Von geschlossener Stadtidylle ist Genua weit entfernt. Aber das Brüchige und Unschöne macht eine Stadt faszinierend. Für Pietro Marcello wurde Genua so zur Protagonistin seines Films "La bocca del lupo", der Mund des Wolfs.

Von Rüdiger Suchsland |
    Mit einem weiten, langen sonnengeblendeten Blick auf das Mittelmeer in der Abenddämmerung, kulturgeschichtlich voller Referenzen, beginnt dieser Film. Melancholie und Sehnsucht, eine Unbestimmtheit, in der Zukunft und Vergangenheit verschmelzen.

    Die Stimme spricht aus dem Off von Garibaldi, von Italien der Nationwerdung, die Bilder zeigen Jugendliche beim Baden, irgendwann Anfang des Jahrhunderts.

    Man sieht einen großen Hafen, ein Schiff, das in der Ferne allmählich verschwindet, in den Kaianlagen Obdachlose, die in den düsteren Höhlen des Hafens hausen. Aus dem Off erklingt eine Stimme, sie erzählt von Schiffbrüchigen.

    Der Zuschauer wird mit dem Porträt einer im Zerfall begriffenen Stadt konfrontiert, es ist die Hafenstadt Genua, deren Kosmos der italienische Regisseur Pietro Marcello in seinem Filmdebüt in einer ebenso dichten wie frei assoziierenden Collage aus inszenierten Szenen, Dokumentaraufnahmen, gefundenen Bildern und einer Tonspur, die das alles auf mehreren Ebenen vereint und verbindet, zu einem ebenso fragmentarischen wie undurchdringlichen Bilderteppich verwebt, der vom ersten Moment an einen rätselhaften Sog erzeugt.

    Und ganz allmählich nimmt auch die Geschichte Gestalt an. Sie erzählt von Enzo und Mary Monaco. Beide haben sich im Gefängnis kennengelernt. Enzo ist ein finsterer Krimineller, ein Sizilianer mit Schnauzbart und einem Herz aus Gold, der nur bei dem Disney-Film "Bambi" geweint hat. Mary ist eine ehemals heroinsüchtige Transsexuelle. Ihre Liebesgeschichte, die im Knast begonnen hat, dauert immer noch an. Zehn Jahre hat Mary auf ihn gewartet; in der langen Zeit ihrer Trennung haben sie sich gegenseitig Kassetten besprochen und zugeschickt. Mit Enzo taucht man in die Welt der heruntergekommenen Quartiere und dunklen Bars ein, in denen gestritten, getrunken und getanzt wird.
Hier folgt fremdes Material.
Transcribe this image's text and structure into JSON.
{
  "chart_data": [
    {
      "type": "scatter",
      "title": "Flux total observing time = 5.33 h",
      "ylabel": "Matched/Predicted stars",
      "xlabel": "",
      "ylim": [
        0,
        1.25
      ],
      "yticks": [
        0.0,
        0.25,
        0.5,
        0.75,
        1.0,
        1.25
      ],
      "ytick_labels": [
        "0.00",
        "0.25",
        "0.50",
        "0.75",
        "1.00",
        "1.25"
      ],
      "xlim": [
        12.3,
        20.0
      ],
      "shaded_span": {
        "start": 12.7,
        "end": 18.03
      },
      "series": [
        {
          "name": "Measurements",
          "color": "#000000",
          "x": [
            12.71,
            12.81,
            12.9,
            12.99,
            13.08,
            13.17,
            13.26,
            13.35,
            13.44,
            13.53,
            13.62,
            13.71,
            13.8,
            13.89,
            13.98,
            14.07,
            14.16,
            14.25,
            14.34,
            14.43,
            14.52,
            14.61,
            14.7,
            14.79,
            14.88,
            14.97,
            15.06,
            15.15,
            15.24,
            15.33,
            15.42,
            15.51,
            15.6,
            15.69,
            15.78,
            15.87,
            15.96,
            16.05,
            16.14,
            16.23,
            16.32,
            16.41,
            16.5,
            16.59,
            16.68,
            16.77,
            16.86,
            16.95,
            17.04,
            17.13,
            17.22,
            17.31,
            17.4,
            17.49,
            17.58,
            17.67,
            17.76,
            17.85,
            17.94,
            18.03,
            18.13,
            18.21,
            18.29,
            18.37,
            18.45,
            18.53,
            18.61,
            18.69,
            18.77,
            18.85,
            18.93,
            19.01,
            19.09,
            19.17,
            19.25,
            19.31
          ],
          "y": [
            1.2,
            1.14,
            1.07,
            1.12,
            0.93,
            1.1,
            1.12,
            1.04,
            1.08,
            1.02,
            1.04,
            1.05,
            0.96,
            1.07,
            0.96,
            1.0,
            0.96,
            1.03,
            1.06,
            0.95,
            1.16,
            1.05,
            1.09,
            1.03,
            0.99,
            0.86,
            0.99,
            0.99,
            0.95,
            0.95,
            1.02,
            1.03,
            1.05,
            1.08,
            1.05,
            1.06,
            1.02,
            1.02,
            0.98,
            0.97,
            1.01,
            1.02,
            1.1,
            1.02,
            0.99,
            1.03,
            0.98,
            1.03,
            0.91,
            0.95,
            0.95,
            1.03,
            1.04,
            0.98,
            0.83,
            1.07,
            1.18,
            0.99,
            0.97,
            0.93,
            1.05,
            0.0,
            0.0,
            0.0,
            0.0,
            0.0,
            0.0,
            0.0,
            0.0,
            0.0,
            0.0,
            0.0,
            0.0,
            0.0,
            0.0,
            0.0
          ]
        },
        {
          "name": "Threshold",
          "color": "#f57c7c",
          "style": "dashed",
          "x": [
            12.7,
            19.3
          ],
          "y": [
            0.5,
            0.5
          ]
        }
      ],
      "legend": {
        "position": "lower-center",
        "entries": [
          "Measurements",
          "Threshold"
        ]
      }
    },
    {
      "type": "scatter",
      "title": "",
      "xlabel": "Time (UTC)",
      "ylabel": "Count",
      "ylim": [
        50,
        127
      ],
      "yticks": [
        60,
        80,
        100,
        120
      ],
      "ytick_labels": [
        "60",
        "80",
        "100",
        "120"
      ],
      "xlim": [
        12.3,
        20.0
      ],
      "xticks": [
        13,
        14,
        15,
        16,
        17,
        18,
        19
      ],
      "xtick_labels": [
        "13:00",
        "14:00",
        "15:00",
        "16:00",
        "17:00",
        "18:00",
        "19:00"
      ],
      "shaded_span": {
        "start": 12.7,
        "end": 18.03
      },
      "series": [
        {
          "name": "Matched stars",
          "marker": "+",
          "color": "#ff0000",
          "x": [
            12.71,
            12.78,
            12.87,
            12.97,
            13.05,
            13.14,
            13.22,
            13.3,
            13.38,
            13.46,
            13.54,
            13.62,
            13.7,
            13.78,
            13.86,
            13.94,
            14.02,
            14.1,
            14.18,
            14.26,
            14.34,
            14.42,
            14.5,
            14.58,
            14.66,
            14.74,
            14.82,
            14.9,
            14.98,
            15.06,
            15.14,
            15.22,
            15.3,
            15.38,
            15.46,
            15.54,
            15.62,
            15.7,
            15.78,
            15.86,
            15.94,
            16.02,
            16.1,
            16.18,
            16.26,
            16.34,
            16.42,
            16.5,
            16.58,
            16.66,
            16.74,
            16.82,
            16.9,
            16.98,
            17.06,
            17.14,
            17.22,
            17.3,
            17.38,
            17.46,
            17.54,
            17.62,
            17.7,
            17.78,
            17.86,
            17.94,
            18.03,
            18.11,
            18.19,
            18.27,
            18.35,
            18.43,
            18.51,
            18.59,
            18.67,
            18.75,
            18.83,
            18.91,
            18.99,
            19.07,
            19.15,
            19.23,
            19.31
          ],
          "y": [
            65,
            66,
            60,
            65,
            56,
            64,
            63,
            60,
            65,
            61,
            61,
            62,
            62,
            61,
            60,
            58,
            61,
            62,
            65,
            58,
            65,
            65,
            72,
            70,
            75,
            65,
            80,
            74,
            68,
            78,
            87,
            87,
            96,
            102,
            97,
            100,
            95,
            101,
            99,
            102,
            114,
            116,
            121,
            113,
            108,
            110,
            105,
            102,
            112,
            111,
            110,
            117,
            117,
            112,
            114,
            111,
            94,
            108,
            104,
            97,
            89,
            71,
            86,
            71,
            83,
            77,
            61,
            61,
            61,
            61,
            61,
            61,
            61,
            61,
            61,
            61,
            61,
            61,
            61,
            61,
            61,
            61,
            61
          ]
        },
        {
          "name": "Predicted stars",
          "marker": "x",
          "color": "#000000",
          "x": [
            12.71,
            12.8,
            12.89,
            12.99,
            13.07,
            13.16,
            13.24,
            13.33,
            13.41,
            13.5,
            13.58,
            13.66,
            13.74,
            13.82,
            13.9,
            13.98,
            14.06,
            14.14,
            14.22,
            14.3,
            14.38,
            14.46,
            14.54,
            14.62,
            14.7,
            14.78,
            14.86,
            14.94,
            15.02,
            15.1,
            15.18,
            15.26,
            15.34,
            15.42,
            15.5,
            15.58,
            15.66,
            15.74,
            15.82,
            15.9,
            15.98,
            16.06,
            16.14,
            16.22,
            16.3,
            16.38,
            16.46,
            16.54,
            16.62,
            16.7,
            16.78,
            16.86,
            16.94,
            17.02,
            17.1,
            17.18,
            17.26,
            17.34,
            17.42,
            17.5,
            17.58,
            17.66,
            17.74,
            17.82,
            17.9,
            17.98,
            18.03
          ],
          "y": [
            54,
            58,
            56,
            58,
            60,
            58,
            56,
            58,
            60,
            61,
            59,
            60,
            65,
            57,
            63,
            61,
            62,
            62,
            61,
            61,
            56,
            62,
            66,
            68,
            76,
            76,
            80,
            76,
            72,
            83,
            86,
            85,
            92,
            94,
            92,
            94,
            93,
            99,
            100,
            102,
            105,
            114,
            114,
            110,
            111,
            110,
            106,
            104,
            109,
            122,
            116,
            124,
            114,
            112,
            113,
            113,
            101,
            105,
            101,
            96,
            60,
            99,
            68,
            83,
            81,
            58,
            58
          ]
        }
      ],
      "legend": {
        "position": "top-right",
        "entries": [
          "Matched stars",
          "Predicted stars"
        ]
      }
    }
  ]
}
    Immer wieder entfernt sich der Film von seinen Protagonisten, streift umher in den Bildern des aktuellen wie des vergangenen Genuas. Denn die nordwestitalienische Hafenstadt ist die dritte und vielleicht die eigentliche Hauptfigur des Films: Archivaufnahmen zeigen eine ehemals florierende Stadt, erzählen von der Arbeit in den Schiffswerften, von vergangenem Badevergnügen, aber auch von den Sprengungen der Fabriken, vom Niedergang und dem Verschwinden. Vor allem in Genuas Hafenviertel begegnet man einer fast schon untergegangen Welt.
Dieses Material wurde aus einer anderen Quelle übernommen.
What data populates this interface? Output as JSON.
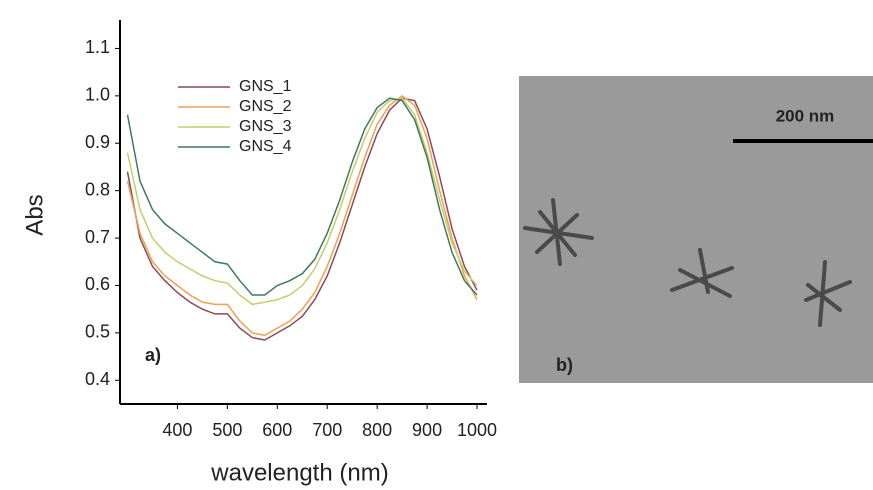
{
  "chart_data": {
    "type": "line",
    "x_label": "wavelength (nm)",
    "y_label": "Abs",
    "annotation": "a)",
    "x": [
      300,
      325,
      350,
      375,
      400,
      425,
      450,
      475,
      500,
      525,
      550,
      575,
      600,
      625,
      650,
      675,
      700,
      725,
      750,
      775,
      800,
      825,
      850,
      875,
      900,
      925,
      950,
      975,
      1000
    ],
    "series": [
      {
        "name": "GNS_1",
        "color": "#8b4a5a",
        "values": [
          0.84,
          0.7,
          0.64,
          0.61,
          0.585,
          0.565,
          0.55,
          0.54,
          0.54,
          0.51,
          0.49,
          0.485,
          0.5,
          0.515,
          0.535,
          0.57,
          0.62,
          0.69,
          0.77,
          0.85,
          0.92,
          0.97,
          0.995,
          0.99,
          0.93,
          0.83,
          0.72,
          0.64,
          0.59
        ]
      },
      {
        "name": "GNS_2",
        "color": "#f0a050",
        "values": [
          0.82,
          0.71,
          0.65,
          0.62,
          0.6,
          0.58,
          0.565,
          0.56,
          0.56,
          0.525,
          0.5,
          0.495,
          0.51,
          0.525,
          0.55,
          0.585,
          0.64,
          0.71,
          0.79,
          0.87,
          0.94,
          0.98,
          1.0,
          0.98,
          0.91,
          0.8,
          0.7,
          0.62,
          0.57
        ]
      },
      {
        "name": "GNS_3",
        "color": "#c8cc6a",
        "values": [
          0.88,
          0.76,
          0.7,
          0.67,
          0.65,
          0.635,
          0.62,
          0.61,
          0.605,
          0.58,
          0.56,
          0.565,
          0.57,
          0.58,
          0.6,
          0.635,
          0.69,
          0.76,
          0.84,
          0.91,
          0.965,
          0.99,
          0.995,
          0.96,
          0.88,
          0.78,
          0.69,
          0.63,
          0.6
        ]
      },
      {
        "name": "GNS_4",
        "color": "#3f7a60",
        "values": [
          0.96,
          0.82,
          0.76,
          0.73,
          0.71,
          0.69,
          0.67,
          0.65,
          0.645,
          0.61,
          0.58,
          0.58,
          0.6,
          0.61,
          0.625,
          0.655,
          0.71,
          0.78,
          0.86,
          0.93,
          0.975,
          0.995,
          0.99,
          0.95,
          0.87,
          0.76,
          0.67,
          0.61,
          0.58
        ]
      }
    ],
    "xlim": [
      285,
      1020
    ],
    "ylim": [
      0.35,
      1.16
    ],
    "xticks": [
      400,
      500,
      600,
      700,
      800,
      900,
      1000
    ],
    "yticks": [
      0.4,
      0.5,
      0.6,
      0.7,
      0.8,
      0.9,
      {
        "value": 1,
        "label": "1.0"
      },
      1.1
    ],
    "grid": false,
    "legend": "upper left"
  },
  "image_panel": {
    "label": "b)",
    "scale_bar": "200 nm"
  }
}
    Von der erzählt der Film mit dokumentarischer Präzision und viel Liebe zum Detail. Pietro Marcello beschwört die Schönheit des Abseitigen, des Maroden und des Verfalls - eine melancholische Stimmung hängt über dem Film, doch er flüchtet nie in Nostalgie; denn auch in der Realität des heutigen Genua mit seinen sozialen Randgruppen entdeckt Marcello eine eigentümliche Zärtlichkeit und Magie.

    "La bocca del lupo" erinnert an die Größten des Kinos, an Filmessays von Alexander Kluge und Chris Marker und das Kino von Pier Paolo Pasolini. Ähnlich wie bei den Filmen des Neorealisten stehen auch hier Charaktere vom Rande der Gesellschaft im Zentrum.

    Der Film von Pietro Marcello hat viele Preise auf der ganzen Welt gewonnen, darunter den "Caligari Filmpreis" auf der Berlinale.

    Die Bilder werden von einer hypnotischen Musik aufgeladen, verlieren ihren dokumentarischen Charakter, gewinnen ein Eigenleben. So gelingt Marcello eine Reflexion über die verlorene Zeit, eine Liebeserklärung an eine beinahe untergegangene Stadt, eine verstörend schöne Elegie auf das Vergessen.

    Der italienische Filmemacher weiß um alle Fallen des Dokumentarischen, weiß, dass es das Authentische in Reinform nicht gibt, weiß um die Voyeurismusfallen.

    Am Ende kehrt der Film zu seinem Ursprung zurück: das Schiff, der Hafen. Es ist der Ort, der Schiffbrüchige an Land spült.